Video revenue increased 3.58 per cent in Q1-2015 to US$ 1129 million (53.23 per cent of VIVE revenue) from US$ 1090 million (54.85 per cent of VIVE revenue) in Q1-2014; Internet revenue increased 16.4 per cent to US$ 717 million (36.21 per cent of VIVE revenue) in Q1-2015 from US$ 616 million (33.19 per cent of VIVE revenue) in Q1-2014. Voice revenue in Q1-2015 fell 10.67 per cent to US$ 134 million (6.77 per cent of VIVE revenue) from US$ 150 million (8.08 per cent of VIVE revenue) in Q1-2014.
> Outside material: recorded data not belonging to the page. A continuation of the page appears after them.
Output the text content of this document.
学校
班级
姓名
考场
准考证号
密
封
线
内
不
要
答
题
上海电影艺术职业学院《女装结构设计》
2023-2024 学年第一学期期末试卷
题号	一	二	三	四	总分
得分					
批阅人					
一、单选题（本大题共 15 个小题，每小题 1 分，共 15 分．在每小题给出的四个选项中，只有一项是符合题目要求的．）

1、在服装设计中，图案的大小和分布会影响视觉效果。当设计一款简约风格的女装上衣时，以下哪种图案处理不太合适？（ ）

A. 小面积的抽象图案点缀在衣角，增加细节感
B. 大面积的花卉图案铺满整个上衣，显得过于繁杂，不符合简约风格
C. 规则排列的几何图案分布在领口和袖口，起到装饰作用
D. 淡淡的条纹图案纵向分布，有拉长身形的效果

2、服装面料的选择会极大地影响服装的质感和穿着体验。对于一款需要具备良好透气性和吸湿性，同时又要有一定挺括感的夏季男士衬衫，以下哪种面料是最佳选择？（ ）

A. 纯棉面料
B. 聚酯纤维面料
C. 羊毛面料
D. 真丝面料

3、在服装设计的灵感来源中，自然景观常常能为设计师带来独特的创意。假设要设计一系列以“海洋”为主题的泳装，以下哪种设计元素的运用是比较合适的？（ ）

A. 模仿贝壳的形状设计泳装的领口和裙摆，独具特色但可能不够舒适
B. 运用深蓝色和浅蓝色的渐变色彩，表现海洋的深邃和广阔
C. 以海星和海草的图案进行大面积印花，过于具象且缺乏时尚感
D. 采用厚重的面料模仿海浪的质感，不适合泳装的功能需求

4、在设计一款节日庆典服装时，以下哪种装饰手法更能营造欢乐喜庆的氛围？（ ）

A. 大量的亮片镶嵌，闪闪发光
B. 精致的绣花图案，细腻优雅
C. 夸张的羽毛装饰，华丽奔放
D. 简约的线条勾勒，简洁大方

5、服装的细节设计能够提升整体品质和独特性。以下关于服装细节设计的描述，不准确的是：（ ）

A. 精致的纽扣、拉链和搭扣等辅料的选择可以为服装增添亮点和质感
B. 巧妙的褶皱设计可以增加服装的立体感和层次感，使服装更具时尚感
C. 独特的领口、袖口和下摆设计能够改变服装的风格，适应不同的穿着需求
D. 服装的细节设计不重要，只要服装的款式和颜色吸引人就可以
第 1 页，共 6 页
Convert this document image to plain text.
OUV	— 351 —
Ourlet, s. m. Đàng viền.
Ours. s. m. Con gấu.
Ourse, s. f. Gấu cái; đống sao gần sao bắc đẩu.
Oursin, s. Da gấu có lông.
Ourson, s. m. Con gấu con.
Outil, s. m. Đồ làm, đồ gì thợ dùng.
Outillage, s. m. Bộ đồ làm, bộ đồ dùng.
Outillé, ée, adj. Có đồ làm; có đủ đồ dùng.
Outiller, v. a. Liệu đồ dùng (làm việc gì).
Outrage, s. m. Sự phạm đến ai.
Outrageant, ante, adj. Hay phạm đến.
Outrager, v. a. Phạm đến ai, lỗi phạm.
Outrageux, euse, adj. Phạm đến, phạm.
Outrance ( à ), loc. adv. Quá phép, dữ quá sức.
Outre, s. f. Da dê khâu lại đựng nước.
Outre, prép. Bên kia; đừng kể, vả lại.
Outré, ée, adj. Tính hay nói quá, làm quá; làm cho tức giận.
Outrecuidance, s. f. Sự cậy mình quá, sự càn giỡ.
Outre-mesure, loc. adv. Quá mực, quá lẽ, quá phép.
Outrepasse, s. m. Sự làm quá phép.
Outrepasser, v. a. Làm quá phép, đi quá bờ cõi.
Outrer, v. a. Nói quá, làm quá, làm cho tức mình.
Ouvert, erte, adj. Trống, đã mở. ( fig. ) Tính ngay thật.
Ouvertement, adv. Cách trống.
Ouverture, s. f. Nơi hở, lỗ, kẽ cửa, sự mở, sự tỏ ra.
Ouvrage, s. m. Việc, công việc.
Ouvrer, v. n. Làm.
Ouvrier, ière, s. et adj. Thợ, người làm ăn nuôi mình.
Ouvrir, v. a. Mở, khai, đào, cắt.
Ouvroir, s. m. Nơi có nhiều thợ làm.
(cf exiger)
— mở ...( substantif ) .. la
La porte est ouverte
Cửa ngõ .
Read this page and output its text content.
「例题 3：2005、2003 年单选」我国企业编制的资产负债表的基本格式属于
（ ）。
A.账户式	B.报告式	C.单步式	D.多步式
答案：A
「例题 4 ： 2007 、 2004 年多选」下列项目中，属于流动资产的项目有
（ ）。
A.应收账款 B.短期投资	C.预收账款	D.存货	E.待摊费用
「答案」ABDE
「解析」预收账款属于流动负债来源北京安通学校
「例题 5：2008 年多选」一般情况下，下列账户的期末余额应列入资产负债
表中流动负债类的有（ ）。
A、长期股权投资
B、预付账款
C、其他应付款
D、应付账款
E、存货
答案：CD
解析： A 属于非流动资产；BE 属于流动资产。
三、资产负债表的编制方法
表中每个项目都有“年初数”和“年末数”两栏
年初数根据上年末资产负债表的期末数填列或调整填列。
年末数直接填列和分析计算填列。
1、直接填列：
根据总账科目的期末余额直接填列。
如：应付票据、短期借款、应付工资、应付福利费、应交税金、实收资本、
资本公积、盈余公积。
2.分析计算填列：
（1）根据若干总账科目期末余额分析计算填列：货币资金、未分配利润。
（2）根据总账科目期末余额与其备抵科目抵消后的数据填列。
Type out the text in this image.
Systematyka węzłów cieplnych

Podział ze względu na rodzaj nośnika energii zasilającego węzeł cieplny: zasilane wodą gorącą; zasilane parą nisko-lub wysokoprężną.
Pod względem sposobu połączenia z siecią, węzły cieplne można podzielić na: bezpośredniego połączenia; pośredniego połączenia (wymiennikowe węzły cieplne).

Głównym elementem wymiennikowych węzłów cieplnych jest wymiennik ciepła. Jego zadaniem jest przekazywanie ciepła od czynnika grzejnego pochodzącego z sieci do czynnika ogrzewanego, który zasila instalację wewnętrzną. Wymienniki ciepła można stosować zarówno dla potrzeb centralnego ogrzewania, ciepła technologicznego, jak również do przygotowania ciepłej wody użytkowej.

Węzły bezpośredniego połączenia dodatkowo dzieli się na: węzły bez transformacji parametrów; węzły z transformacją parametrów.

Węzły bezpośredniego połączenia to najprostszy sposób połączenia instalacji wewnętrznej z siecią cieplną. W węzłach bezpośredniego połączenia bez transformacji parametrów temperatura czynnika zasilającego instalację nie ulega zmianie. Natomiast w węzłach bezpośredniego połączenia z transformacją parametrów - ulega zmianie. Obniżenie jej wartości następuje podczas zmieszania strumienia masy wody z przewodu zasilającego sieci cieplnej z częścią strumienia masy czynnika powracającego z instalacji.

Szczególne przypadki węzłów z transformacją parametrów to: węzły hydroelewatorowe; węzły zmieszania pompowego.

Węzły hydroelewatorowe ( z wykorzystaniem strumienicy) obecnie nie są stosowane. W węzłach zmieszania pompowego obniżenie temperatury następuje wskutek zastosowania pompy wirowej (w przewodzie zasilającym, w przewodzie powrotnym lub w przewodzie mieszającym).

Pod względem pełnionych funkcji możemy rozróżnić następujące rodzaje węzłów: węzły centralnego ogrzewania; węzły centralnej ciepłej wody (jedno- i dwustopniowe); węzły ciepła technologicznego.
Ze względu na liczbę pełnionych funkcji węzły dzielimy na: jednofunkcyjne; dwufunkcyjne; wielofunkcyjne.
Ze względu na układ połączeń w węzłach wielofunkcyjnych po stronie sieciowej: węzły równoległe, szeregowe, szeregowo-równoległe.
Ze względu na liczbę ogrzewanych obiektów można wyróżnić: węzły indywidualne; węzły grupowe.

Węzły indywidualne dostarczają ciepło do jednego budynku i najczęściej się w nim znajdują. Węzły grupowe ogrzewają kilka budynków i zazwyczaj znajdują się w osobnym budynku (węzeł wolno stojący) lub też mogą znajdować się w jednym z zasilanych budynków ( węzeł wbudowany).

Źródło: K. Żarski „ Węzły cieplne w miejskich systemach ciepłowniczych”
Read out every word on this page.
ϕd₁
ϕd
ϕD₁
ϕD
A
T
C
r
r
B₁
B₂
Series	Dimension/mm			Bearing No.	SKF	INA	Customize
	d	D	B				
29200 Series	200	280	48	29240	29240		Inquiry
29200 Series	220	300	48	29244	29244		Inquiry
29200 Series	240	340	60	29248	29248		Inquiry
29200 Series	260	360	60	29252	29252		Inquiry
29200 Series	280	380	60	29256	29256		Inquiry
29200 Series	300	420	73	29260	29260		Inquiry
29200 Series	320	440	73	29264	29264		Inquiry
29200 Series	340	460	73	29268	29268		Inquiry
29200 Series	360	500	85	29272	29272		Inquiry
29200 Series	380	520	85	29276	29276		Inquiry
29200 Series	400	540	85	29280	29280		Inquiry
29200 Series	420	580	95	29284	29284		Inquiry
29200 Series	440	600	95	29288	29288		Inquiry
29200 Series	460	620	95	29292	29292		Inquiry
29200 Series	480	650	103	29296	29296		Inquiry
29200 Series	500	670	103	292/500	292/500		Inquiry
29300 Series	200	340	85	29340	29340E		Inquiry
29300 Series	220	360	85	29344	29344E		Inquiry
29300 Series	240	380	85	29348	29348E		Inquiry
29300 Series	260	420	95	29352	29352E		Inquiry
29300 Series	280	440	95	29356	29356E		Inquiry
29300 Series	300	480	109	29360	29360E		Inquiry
Charter Comm’s SARPU in Q1-2015 increased 2.11 per cent to US$ 111.35 from US$ 109.05 in Q1-2014. Video SARPU increased 4.63 per cent to US$ 90.62 in Q1-2015 from US$ 86.61 in the corresponding year ago quarter; Internet SARPU in Q1-2015 increased 7.54 per cent to US$ 48.87 (53.92 per cent of video SARPU) from US$ 45.44 (52.46 per cent of video SARPU) in Q1-2014; Voice SARPU fell 16.28 per cent in Q1-2015 to US$ 18 from US$ 21.51 in Q1-2014.

Let us see what the richest Indian does through Reliance Jio Media, for this is probably the only group/entity that has the deep pockets to really offer a shimmer of comparison with the media giants in the US.

Can we truly compare Cable television internet in India with the industry in the US? No way!